1611.  Cotgr., Claquer, to clacke, to clap, to clatter.

20

1726.  Dict. Rust. (ed. 3), s.v. Capriole, He Clacks or makes a Noise with them.

21

1848.  Thackeray, Van. Fair, viii. 57. Whip clacking on the shoulders.

22

1875.  Howells, Foregone Concl., 60. A woman clacking across the flags in her wooden heeled shoes.

23

  † b.  transf. to similar actions. Obs.

24

1740.  E. Baynard, Health (ed. 6), 27. Th’ heart clacks on, and is a mill, That’s independent of the will.

25

  5.  trans.
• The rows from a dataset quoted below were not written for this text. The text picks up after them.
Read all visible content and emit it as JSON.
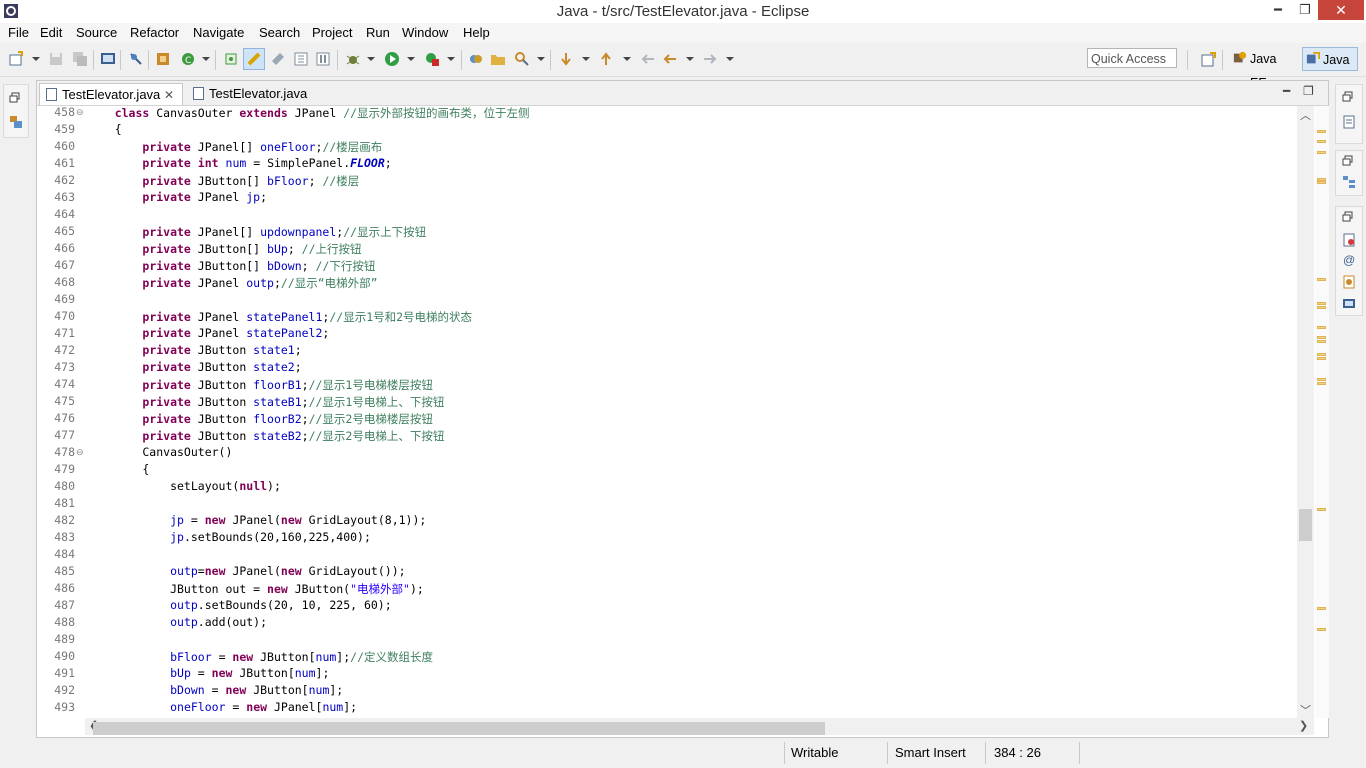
{
  "window": {
    "title": "Java - t/src/TestElevator.java - Eclipse",
    "min_glyph": "━",
    "max_glyph": "❐",
    "close_glyph": "✕"
  },
  "menu": [
    "File",
    "Edit",
    "Source",
    "Refactor",
    "Navigate",
    "Search",
    "Project",
    "Run",
    "Window",
    "Help"
  ],
  "toolbar": {
    "quick_access": "Quick Access",
    "perspectives": [
      "Java EE",
      "Java"
    ]
  },
  "editor": {
    "tabs": [
      {
        "label": "TestElevator.java",
        "close": "✕",
        "active": true
      },
      {
        "label": "TestElevator.java",
        "active": false
      }
    ],
    "minimize_glyph": "━",
    "maximize_glyph": "❐",
    "scroll_left": "❮",
    "scroll_right": "❯",
    "scroll_up": "︿",
    "scroll_down": "﹀",
    "line_numbers": [
      "458",
      "459",
      "460",
      "461",
      "462",
      "463",
      "464",
      "465",
      "466",
      "467",
      "468",
      "469",
      "470",
      "471",
      "472",
      "473",
      "474",
      "475",
      "476",
      "477",
      "478",
      "479",
      "480",
      "481",
      "482",
      "483",
      "484",
      "485",
      "486",
      "487",
      "488",
      "489",
      "490",
      "491",
      "492",
      "493"
    ],
    "code_lines": [
      [
        [
          "    ",
          ""
        ],
        [
          "class",
          "kw"
        ],
        [
          " CanvasOuter ",
          ""
        ],
        [
          "extends",
          "kw"
        ],
        [
          " JPanel ",
          ""
        ],
        [
          "//显示外部按钮的画布类，位于左侧",
          "cm"
        ]
      ],
      [
        [
          "    {",
          ""
        ]
      ],
      [
        [
          "        ",
          ""
        ],
        [
          "private",
          "kw"
        ],
        [
          " JPanel[] ",
          ""
        ],
        [
          "oneFloor",
          "fld"
        ],
        [
          ";",
          ""
        ],
        [
          "//楼层画布",
          "cm"
        ]
      ],
      [
        [
          "        ",
          ""
        ],
        [
          "private",
          "kw"
        ],
        [
          " ",
          ""
        ],
        [
          "int",
          "kw"
        ],
        [
          " ",
          ""
        ],
        [
          "num",
          "fld"
        ],
        [
          " = SimplePanel.",
          ""
        ],
        [
          "FLOOR",
          "sf"
        ],
        [
          ";",
          ""
        ]
      ],
      [
        [
          "        ",
          ""
        ],
        [
          "private",
          "kw"
        ],
        [
          " JButton[] ",
          ""
        ],
        [
          "bFloor",
          "fld"
        ],
        [
          "; ",
          ""
        ],
        [
          "//楼层",
          "cm"
        ]
      ],
      [
        [
          "        ",
          ""
        ],
        [
          "private",
          "kw"
        ],
        [
          " JPanel ",
          ""
        ],
        [
          "jp",
          "fld"
        ],
        [
          ";",
          ""
        ]
      ],
      [
        [
          "",
          ""
        ]
      ],
      [
        [
          "        ",
          ""
        ],
        [
          "private",
          "kw"
        ],
        [
          " JPanel[] ",
          ""
        ],
        [
          "updownpanel",
          "fld"
        ],
        [
          ";",
          ""
        ],
        [
          "//显示上下按钮",
          "cm"
        ]
      ],
      [
        [
          "        ",
          ""
        ],
        [
          "private",
          "kw"
        ],
        [
          " JButton[] ",
          ""
        ],
        [
          "bUp",
          "fld"
        ],
        [
          "; ",
          ""
        ],
        [
          "//上行按钮",
          "cm"
        ]
      ],
      [
        [
          "        ",
          ""
        ],
        [
          "private",
          "kw"
        ],
        [
          " JButton[] ",
          ""
        ],
        [
          "bDown",
          "fld"
        ],
        [
          "; ",
          ""
        ],
        [
          "//下行按钮",
          "cm"
        ]
      ],
      [
        [
          "        ",
          ""
        ],
        [
          "private",
          "kw"
        ],
        [
          " JPanel ",
          ""
        ],
        [
          "outp",
          "fld"
        ],
        [
          ";",
          ""
        ],
        [
          "//显示“电梯外部”",
          "cm"
        ]
      ],
      [
        [
          "",
          ""
        ]
      ],
      [
        [
          "        ",
          ""
        ],
        [
          "private",
          "kw"
        ],
        [
          " JPanel ",
          ""
        ],
        [
          "statePanel1",
          "fld"
        ],
        [
          ";",
          ""
        ],
        [
          "//显示1号和2号电梯的状态",
          "cm"
        ]
      ],
      [
        [
          "        ",
          ""
        ],
        [
          "private",
          "kw"
        ],
        [
          " JPanel ",
          ""
        ],
        [
          "statePanel2",
          "fld"
        ],
        [
          ";",
          ""
        ]
      ],
      [
        [
          "        ",
          ""
        ],
        [
          "private",
          "kw"
        ],
        [
          " JButton ",
          ""
        ],
        [
          "state1",
          "fld"
        ],
        [
          ";",
          ""
        ]
      ],
      [
        [
          "        ",
          ""
        ],
        [
          "private",
          "kw"
        ],
        [
          " JButton ",
          ""
        ],
        [
          "state2",
          "fld"
        ],
        [
          ";",
          ""
        ]
      ],
      [
        [
          "        ",
          ""
        ],
        [
          "private",
          "kw"
        ],
        [
          " JButton ",
          ""
        ],
        [
          "floorB1",
          "fld"
        ],
        [
          ";",
          ""
        ],
        [
          "//显示1号电梯楼层按钮",
          "cm"
        ]
      ],
      [
        [
          "        ",
          ""
        ],
        [
          "private",
          "kw"
        ],
        [
          " JButton ",
          ""
        ],
        [
          "stateB1",
          "fld"
        ],
        [
          ";",
          ""
        ],
        [
          "//显示1号电梯上、下按钮",
          "cm"
        ]
      ],
      [
        [
          "        ",
          ""
        ],
        [
          "private",
          "kw"
        ],
        [
          " JButton ",
          ""
        ],
        [
          "floorB2",
          "fld"
        ],
        [
          ";",
          ""
        ],
        [
          "//显示2号电梯楼层按钮",
          "cm"
        ]
      ],
      [
        [
          "        ",
          ""
        ],
        [
          "private",
          "kw"
        ],
        [
          " JButton ",
          ""
        ],
        [
          "stateB2",
          "fld"
        ],
        [
          ";",
          ""
        ],
        [
          "//显示2号电梯上、下按钮",
          "cm"
        ]
      ],
      [
        [
          "        CanvasOuter()",
          ""
        ]
      ],
      [
        [
          "        {",
          ""
        ]
      ],
      [
        [
          "            setLayout(",
          ""
        ],
        [
          "null",
          "kw"
        ],
        [
          ");",
          ""
        ]
      ],
      [
        [
          "",
          ""
        ]
      ],
      [
        [
          "            ",
          ""
        ],
        [
          "jp",
          "fld"
        ],
        [
          " = ",
          ""
        ],
        [
          "new",
          "kw"
        ],
        [
          " JPanel(",
          ""
        ],
        [
          "new",
          "kw"
        ],
        [
          " GridLayout(8,1));",
          ""
        ]
      ],
      [
        [
          "            ",
          ""
        ],
        [
          "jp",
          "fld"
        ],
        [
          ".setBounds(20,160,225,400);",
          ""
        ]
      ],
      [
        [
          "",
          ""
        ]
      ],
      [
        [
          "            ",
          ""
        ],
        [
          "outp",
          "fld"
        ],
        [
          "=",
          ""
        ],
        [
          "new",
          "kw"
        ],
        [
          " JPanel(",
          ""
        ],
        [
          "new",
          "kw"
        ],
        [
          " GridLayout());",
          ""
        ]
      ],
      [
        [
          "            JButton out = ",
          ""
        ],
        [
          "new",
          "kw"
        ],
        [
          " JButton(",
          ""
        ],
        [
          "\"电梯外部\"",
          "str"
        ],
        [
          ");",
          ""
        ]
      ],
      [
        [
          "            ",
          ""
        ],
        [
          "outp",
          "fld"
        ],
        [
          ".setBounds(20, 10, 225, 60);",
          ""
        ]
      ],
      [
        [
          "            ",
          ""
        ],
        [
          "outp",
          "fld"
        ],
        [
          ".add(out);",
          ""
        ]
      ],
      [
        [
          "",
          ""
        ]
      ],
      [
        [
          "            ",
          ""
        ],
        [
          "bFloor",
          "fld"
        ],
        [
          " = ",
          ""
        ],
        [
          "new",
          "kw"
        ],
        [
          " JButton[",
          ""
        ],
        [
          "num",
          "fld"
        ],
        [
          "];",
          ""
        ],
        [
          "//定义数组长度",
          "cm"
        ]
      ],
      [
        [
          "            ",
          ""
        ],
        [
          "bUp",
          "fld"
        ],
        [
          " = ",
          ""
        ],
        [
          "new",
          "kw"
        ],
        [
          " JButton[",
          ""
        ],
        [
          "num",
          "fld"
        ],
        [
          "];",
          ""
        ]
      ],
      [
        [
          "            ",
          ""
        ],
        [
          "bDown",
          "fld"
        ],
        [
          " = ",
          ""
        ],
        [
          "new",
          "kw"
        ],
        [
          " JButton[",
          ""
        ],
        [
          "num",
          "fld"
        ],
        [
          "];",
          ""
        ]
      ],
      [
        [
          "            ",
          ""
        ],
        [
          "oneFloor",
          "fld"
        ],
        [
          " = ",
          ""
        ],
        [
          "new",
          "kw"
        ],
        [
          " JPanel[",
          ""
        ],
        [
          "num",
          "fld"
        ],
        [
          "];",
          ""
        ]
      ]
    ]
  },
  "status": {
    "mode": "Writable",
    "insert": "Smart Insert",
    "position": "384 : 26"
  }
}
To cause (things) to make such a sound.

26

1542.  Boorde, Dyetary, xi. (1870), 260. Euyl ale-brewers and ale-wyues … shuld clacke and ryng theyr tankardes at dym myls dale.

27

1611.  Florio, Castagnétte, little shels vsed of those that dance the canaries to clacke or snap with their fingers.

28

1676.  Hobbes, Iliad (1677), 163. He clackt his whip.

29

1872.  Darwin, Emotions, 214. The Australians smacked and clacked their mouths at the sight of his horses and bullocks.

30

  † B.  The verb stem used adverbially: At once, on the instant, pat, ‘slick’; cf. bang, plump, etc.

31

a. 1734.  North, Exam., II. v. § 50 (1740), 345. They went all, clack, to Conventicles, I’ll warrant ye! Ibid., III. vii. § 44 (1740), 535. The Money was not got; if that had fallen in clack, the King had compleated a Negotiation.